We have done our homework on all of these things. We have worked out where we have to make the changes. We have even drafted legislation in the industrial relations area. We have constructed forward budgets. We know exactly what we have to do. We have been pressed to release early the full details of our taxation policy. We have already released an enormous amount more detail about our taxation policy than the Hawke Government released before the previous two elections. Before the last election those opposite, who each day demand that we release prematurely our taxation policy, promised nothing about tax except to hold a conference.

Mr Cobb —What a joke.

Mr CARLTON —What a joke that was. Yet every day they say: `Bring out your tax policy'. We want to know the framework within which we will have to apply that policy before we can responsibly release it. How will we know what that framework will be before we hear tonight's economic statement, before we know what happens at the Premiers Conference and before we have seen the August Budget? How do we know in what state those opposite will leave the economy until we see the figures? We will release the further details, filling in the outlines of policies that we have already announced, at a time of our choosing which will be done responsibly, when we know that we can meet our policy commitments.

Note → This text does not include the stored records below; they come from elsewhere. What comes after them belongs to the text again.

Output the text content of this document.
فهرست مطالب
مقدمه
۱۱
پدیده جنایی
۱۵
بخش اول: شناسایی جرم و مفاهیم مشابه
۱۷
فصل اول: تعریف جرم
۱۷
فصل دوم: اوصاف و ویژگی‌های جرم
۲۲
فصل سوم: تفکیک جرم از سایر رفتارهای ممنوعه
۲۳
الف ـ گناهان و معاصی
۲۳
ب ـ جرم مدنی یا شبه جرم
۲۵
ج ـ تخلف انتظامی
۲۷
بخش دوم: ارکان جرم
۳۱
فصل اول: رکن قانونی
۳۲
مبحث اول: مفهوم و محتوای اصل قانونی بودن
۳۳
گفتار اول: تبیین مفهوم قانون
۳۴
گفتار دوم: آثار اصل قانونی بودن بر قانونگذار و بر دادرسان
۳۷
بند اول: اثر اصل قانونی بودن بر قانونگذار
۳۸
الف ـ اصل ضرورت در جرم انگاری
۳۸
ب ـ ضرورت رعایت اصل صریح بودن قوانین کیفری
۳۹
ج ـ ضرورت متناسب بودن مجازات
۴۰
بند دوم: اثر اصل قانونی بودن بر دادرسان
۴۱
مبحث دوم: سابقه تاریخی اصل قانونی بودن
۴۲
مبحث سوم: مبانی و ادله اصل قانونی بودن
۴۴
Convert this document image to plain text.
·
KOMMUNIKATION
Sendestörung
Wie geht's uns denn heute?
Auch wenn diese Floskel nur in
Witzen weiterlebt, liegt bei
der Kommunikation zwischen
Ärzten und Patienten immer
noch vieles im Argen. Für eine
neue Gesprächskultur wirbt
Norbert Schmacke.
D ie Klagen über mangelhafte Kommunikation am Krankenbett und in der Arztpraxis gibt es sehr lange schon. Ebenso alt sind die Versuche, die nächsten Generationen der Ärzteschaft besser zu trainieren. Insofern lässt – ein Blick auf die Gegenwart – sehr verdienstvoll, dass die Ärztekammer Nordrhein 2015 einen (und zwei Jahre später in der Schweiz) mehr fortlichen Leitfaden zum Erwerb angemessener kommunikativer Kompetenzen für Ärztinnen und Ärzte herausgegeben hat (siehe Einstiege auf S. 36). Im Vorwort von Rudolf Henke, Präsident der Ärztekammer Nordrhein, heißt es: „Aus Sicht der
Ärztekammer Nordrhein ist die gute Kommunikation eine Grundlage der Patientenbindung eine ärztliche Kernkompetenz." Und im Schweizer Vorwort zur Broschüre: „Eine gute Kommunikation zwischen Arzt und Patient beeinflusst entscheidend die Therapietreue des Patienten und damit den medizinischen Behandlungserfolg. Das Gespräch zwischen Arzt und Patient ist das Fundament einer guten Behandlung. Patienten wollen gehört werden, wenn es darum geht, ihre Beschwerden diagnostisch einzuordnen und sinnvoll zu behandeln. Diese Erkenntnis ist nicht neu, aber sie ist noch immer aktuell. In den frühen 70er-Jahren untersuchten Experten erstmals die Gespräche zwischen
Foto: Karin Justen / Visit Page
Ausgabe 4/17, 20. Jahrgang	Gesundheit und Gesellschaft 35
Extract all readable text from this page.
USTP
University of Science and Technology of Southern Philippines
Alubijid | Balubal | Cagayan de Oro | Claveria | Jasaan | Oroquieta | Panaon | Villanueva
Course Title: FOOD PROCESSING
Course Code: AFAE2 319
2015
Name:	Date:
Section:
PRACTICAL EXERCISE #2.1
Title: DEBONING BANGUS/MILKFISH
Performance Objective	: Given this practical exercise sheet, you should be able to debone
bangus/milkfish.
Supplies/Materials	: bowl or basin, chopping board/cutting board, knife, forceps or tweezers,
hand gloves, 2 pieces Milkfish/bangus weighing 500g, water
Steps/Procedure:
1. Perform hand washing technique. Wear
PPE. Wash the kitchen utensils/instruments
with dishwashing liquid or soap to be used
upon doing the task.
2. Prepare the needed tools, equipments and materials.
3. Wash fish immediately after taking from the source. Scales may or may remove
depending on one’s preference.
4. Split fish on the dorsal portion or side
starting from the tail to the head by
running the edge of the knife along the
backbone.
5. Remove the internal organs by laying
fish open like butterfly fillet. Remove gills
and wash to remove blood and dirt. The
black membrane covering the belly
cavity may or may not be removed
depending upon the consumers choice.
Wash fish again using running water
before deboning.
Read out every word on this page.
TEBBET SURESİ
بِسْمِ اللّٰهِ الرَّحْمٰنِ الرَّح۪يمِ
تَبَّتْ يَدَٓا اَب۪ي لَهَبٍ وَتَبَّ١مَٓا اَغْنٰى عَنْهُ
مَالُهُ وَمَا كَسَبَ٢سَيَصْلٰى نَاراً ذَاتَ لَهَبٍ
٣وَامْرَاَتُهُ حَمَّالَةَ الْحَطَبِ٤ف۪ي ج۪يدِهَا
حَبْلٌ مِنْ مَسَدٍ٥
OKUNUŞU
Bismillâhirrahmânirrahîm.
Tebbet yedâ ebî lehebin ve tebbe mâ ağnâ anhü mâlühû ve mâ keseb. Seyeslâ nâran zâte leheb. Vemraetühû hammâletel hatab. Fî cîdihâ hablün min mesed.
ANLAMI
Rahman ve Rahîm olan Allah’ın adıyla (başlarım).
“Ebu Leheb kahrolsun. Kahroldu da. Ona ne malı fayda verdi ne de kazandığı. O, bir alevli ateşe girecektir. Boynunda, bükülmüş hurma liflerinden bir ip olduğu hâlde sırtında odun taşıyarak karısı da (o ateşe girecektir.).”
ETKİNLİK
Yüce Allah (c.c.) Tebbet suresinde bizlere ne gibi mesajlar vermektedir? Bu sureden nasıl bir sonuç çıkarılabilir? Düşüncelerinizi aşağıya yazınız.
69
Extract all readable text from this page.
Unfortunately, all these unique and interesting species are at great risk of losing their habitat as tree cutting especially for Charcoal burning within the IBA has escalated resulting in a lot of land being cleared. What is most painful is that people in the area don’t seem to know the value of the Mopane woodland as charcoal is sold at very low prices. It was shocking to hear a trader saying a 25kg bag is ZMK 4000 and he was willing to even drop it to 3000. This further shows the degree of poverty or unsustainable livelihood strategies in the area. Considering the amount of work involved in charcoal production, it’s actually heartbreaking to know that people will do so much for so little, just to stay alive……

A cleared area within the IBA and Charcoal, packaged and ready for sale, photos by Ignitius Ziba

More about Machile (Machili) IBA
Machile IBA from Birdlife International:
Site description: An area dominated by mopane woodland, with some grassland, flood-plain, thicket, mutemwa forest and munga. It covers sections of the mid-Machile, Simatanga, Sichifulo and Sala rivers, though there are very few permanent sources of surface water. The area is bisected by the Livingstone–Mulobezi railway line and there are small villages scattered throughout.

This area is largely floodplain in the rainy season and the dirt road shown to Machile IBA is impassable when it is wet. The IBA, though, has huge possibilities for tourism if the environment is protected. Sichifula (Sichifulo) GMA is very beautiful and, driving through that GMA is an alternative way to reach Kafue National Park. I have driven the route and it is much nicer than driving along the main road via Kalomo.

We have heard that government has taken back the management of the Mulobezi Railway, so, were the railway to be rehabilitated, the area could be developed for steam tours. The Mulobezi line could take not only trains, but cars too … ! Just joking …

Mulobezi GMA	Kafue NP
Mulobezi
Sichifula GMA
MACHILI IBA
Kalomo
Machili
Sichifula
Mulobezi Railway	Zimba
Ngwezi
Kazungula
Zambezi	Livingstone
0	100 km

Besides an internationally competitive tax regime, we also need an industrial relations system that encourages co-operation. At the beginning of the nineteenth century a Liberal, Alfred Deakin, set up a conciliation and arbitration system to protect the rights of the workers. The way things have gone, that system no longer protects the rights of the worker. It is, in fact, an instrument for excessive trade union power. We propose to make substantial changes in that system to get the responsibility for co-operation and for productivity back to where it belongs-with the managers and the workers themselves-away from commissions where pretentious judges and others make pronouncements on things about which they know very little and where bullying trade union leaders can interfere in the relationship among people working at the work face. That will be the other essential component of change if we are to restore the fortunes of the average Australian family.

All the things that we want to do by way of economic policy objectives are social objectives. We would not have economic objectives without a social objective of improving the lot of the individual Australian and the individual family. Those are the Liberal objectives-the social objectives of Liberal economic policy.

Mr DEPUTY SPEAKER (Mr Keogh) —Order! Is the amendment seconded?

Mr Cobb —I second the amendment and reserve my right to speak.